18
伯父との夕食を終え、帰宅したのは10時を少し過ぎた頃だった。俺は風呂に入って体をさっぱりさせてから、コーヒーを用意した。それを片手にコタツに潜り込み、例の封筒を鞄の中から引っ張り出した。
取り出して、改めて見てみるとA4の用紙でざっと三十枚前後。パソコンで打ち出された文字が整然と縦書きで並んでいる。タイトルは『桜の季節』。
俺は表紙をめくって一枚目を読み始めた。
兄と妹の話だった。無口で、でも優しくて、本をこよなく愛する兄。そんな兄を慕う妹。冒頭から暫く、兄と妹の仲の良さが暖か味のある描写でゆったりと描かれている。中盤辺りから妹に思いを寄せる男が現れ、同時に兄の恋人が妹の前に現れる。ある日、兄は庭に一本の桜の木を植える。この花が無事に咲いたら、自分は恋人と結婚するという。そして、その日からせっせと桜の世話を始める兄。それを応援したいけど、応援すると兄が結婚してしまう。この狭間で揺れるもどかしい思いに日々悩む妹。そして、妹のそんな思いをよそに、その年の桜の季節、桜は花をつける。兄はその桜で栞を作り、妹に手渡す。兄は結婚を決心し、周りが囃し立てる中で、妹だけが取り残されたように孤独を味わう。それを慰めてくれたのは、彼女に好意を寄せる男だった。
三十分ぐらいだろうか。読み終わった俺は一つ息を吐いた。なんとも切ない話だった。柔らかい文体で、表現も豊かだった。描写も作風にマッチした淡い感じで、見事に一つの世界を描いていたといって良いだろう。
(………)
この作品を読んで、妙な既視感を覚えた。彼女なりのアレンジはしてあるが、決して真似たとかではなく、ある種の尊敬に似た感覚を感じた。
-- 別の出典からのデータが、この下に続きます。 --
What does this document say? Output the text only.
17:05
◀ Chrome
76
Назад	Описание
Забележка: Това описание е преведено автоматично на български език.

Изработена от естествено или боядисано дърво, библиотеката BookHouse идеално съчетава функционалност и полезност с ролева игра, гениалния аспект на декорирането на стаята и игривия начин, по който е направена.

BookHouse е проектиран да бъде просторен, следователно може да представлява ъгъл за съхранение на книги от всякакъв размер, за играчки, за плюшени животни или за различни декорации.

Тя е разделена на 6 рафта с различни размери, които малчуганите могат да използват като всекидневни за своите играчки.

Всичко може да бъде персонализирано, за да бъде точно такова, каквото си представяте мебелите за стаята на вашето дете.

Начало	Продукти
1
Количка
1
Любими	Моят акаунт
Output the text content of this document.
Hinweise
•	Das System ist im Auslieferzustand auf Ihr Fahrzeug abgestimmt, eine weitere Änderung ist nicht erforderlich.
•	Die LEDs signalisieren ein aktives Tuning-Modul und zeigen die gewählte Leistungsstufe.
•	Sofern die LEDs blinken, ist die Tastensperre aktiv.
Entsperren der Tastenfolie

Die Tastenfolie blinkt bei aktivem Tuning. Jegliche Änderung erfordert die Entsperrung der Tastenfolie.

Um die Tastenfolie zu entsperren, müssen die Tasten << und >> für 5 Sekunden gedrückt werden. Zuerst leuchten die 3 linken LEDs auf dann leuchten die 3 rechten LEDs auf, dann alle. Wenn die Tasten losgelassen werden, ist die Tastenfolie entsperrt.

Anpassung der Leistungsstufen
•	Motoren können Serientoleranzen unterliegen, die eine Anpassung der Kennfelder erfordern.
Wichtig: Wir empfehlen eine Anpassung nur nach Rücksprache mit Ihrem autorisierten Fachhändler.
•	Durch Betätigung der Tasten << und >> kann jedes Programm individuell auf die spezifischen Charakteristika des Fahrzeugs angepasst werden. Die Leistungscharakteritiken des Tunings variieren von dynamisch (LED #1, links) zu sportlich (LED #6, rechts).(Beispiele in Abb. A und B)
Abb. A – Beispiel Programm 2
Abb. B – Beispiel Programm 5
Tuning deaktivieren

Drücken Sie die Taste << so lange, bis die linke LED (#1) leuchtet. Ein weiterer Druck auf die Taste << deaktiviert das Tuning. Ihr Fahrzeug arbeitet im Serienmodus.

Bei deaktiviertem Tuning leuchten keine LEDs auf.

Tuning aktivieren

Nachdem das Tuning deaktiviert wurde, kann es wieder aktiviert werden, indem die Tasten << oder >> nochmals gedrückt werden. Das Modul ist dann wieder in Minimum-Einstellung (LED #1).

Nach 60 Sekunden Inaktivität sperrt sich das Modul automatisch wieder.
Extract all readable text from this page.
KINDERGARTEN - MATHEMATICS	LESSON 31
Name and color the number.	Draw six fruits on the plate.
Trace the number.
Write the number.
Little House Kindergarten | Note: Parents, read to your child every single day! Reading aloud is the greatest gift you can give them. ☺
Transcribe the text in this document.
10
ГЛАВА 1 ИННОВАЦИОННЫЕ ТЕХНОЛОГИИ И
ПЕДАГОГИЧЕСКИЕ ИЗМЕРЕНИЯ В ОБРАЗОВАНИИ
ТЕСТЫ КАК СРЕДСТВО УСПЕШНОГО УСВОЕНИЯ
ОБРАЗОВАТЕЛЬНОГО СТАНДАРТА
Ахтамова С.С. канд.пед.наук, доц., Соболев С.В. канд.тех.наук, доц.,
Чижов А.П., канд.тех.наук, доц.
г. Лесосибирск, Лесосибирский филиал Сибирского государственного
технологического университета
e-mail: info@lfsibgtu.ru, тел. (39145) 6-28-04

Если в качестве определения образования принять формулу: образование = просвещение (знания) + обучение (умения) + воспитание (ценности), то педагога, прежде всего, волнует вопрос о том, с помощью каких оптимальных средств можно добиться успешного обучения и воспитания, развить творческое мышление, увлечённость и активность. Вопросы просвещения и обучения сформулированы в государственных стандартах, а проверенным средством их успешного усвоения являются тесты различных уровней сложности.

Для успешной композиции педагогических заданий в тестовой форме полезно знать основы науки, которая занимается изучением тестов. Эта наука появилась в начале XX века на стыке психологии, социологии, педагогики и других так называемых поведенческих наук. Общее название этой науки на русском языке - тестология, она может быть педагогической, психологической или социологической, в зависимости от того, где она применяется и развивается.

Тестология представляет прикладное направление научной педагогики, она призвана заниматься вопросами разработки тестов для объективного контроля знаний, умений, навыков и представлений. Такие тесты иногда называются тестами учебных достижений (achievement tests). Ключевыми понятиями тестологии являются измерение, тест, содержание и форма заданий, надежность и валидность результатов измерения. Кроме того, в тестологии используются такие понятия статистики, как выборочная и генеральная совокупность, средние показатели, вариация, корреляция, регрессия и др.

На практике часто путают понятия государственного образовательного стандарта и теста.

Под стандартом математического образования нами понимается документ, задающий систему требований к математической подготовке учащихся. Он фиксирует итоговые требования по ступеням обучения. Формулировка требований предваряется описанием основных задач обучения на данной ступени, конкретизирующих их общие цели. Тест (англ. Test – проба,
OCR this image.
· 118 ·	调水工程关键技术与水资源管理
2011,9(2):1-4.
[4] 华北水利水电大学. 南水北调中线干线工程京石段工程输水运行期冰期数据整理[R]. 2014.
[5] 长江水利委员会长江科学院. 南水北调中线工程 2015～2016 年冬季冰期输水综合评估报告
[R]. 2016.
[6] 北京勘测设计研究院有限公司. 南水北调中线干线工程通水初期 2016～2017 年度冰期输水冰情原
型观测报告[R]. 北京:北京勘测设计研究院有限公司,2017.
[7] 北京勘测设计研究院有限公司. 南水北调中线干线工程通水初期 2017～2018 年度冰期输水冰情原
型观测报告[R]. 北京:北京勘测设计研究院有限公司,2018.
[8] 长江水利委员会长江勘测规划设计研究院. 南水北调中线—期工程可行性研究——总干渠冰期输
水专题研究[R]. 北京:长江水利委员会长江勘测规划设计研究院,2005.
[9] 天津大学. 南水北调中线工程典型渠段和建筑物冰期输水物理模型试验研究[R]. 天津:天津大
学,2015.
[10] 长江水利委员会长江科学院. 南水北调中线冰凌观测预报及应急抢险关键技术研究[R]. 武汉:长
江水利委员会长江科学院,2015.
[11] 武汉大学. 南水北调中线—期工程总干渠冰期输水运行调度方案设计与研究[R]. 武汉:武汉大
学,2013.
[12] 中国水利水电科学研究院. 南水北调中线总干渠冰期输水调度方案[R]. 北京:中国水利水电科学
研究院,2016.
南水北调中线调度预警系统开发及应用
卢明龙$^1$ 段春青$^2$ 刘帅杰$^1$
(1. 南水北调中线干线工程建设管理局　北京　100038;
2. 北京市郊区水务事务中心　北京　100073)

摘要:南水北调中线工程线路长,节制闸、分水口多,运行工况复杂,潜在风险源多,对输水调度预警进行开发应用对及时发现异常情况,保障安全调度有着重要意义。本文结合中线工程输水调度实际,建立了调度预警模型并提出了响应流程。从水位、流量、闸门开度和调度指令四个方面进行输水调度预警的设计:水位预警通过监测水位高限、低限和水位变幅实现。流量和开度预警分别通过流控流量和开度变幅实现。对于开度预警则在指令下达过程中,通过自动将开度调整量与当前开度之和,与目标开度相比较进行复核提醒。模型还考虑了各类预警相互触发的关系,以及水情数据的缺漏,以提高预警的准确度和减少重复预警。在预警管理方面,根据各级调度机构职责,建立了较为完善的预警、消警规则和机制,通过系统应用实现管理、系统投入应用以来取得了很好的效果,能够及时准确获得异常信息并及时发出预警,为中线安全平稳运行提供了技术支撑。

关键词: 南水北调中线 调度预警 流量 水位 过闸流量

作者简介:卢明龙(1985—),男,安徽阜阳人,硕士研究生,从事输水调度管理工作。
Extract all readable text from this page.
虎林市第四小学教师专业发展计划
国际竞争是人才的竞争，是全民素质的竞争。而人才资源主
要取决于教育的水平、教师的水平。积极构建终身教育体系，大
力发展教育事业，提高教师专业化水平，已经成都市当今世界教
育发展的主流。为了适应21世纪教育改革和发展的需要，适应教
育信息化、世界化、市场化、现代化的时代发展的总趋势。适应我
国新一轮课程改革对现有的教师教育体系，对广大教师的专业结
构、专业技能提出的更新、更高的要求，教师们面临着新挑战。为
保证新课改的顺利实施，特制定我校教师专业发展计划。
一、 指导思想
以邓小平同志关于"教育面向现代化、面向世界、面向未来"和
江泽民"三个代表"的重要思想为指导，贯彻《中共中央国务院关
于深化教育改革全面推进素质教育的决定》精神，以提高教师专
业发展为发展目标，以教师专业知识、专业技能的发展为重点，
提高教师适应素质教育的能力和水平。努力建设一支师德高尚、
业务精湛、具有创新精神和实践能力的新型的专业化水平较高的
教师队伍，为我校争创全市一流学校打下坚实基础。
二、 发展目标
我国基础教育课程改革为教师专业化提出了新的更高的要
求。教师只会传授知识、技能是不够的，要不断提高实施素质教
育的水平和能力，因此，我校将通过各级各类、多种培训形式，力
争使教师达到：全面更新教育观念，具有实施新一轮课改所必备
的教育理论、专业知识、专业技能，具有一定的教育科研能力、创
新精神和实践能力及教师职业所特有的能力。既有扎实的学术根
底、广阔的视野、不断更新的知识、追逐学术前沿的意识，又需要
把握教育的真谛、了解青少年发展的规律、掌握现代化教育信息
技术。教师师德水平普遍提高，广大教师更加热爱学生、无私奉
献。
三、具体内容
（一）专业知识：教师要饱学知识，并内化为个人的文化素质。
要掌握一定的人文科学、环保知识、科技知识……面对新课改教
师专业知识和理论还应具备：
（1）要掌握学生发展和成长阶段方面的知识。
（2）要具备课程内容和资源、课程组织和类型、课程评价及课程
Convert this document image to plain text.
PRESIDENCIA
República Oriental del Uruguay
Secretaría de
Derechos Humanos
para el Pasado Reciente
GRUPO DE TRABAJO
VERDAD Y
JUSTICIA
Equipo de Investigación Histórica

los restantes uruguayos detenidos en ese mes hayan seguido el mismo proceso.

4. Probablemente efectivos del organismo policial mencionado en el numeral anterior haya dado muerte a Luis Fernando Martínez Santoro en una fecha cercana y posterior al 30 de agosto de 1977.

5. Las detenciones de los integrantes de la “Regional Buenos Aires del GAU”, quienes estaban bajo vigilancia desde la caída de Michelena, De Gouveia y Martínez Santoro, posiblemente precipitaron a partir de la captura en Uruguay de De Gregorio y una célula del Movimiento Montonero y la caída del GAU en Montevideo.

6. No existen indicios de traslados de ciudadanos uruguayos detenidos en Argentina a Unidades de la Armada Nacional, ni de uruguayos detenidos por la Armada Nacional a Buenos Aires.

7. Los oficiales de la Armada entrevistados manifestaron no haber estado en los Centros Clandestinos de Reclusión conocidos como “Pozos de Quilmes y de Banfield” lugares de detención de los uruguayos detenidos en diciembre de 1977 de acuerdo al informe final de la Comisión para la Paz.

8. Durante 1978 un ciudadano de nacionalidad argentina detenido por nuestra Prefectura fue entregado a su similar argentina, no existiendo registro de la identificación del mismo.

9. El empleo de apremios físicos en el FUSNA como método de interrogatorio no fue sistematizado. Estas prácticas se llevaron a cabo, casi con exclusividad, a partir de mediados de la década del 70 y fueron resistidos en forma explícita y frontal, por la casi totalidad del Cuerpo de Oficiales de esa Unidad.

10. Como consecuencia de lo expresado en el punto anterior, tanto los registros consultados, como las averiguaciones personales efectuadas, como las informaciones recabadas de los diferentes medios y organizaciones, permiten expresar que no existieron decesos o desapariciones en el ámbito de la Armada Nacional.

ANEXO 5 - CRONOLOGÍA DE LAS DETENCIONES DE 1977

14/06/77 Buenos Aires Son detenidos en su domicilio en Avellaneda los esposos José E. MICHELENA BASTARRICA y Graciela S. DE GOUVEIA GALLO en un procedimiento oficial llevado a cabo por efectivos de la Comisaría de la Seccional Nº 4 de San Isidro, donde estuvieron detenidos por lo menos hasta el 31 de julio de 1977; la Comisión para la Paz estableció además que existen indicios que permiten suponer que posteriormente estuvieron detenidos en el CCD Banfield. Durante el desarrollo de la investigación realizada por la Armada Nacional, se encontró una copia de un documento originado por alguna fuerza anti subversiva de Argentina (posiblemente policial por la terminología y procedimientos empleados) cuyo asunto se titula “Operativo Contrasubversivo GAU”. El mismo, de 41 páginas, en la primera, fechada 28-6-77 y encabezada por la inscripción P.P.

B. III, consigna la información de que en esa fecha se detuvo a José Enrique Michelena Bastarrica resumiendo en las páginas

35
果たしてどこまで言うべきか、そんなことを考えながら、終わりのページに書いてあった電話番号に電話をかけた。コールを待つ間に、色々と言いたいことを整理する。五度目のコールで繋がった。
『も、もしもし』
「ああ、こんばんは。森宮です。こんな時間にごめんね」
『あ、はい。大丈夫です』
「ええと、昼間の作品、読ませて貰ったよ。感想を言いたいと思うんだけど、今はいいかな?」
『え、あ、あのっ』
「うん?」
『で、出来れば直接会ってお話を聞かせて頂きたいと、思うんですけど』
なるほど。俺はカレンダーを見た。当然だけど暫く新月堂の仕事が続く。まあ、伯父があの調子だからある程度流動的なことになるだろうけど。
「うーん、それじゃ、明日の夕方。俺の仕事が終わってからとか」
『あ、はい。全然大丈夫です』
「えっと、じゃ、店のほうに来てくれる? 一応六時には終わるから」
『あ、はい。分かりました。あの、よろしくお願いします』
「もちろん。真面目に話させてもらうよ」
『はい、それじゃ、おやすみなさい』
「うん。おやすみ」
電話を切って、大きく息を一つ吐いた。向こうの緊張が移ったのか、なんとも息苦しい電話だった。会いたいといってくれたのは案外正解だったかもしれない。
あのまま電話口で感想を伝えるとなると、かなり疲れるのは目に見えていた。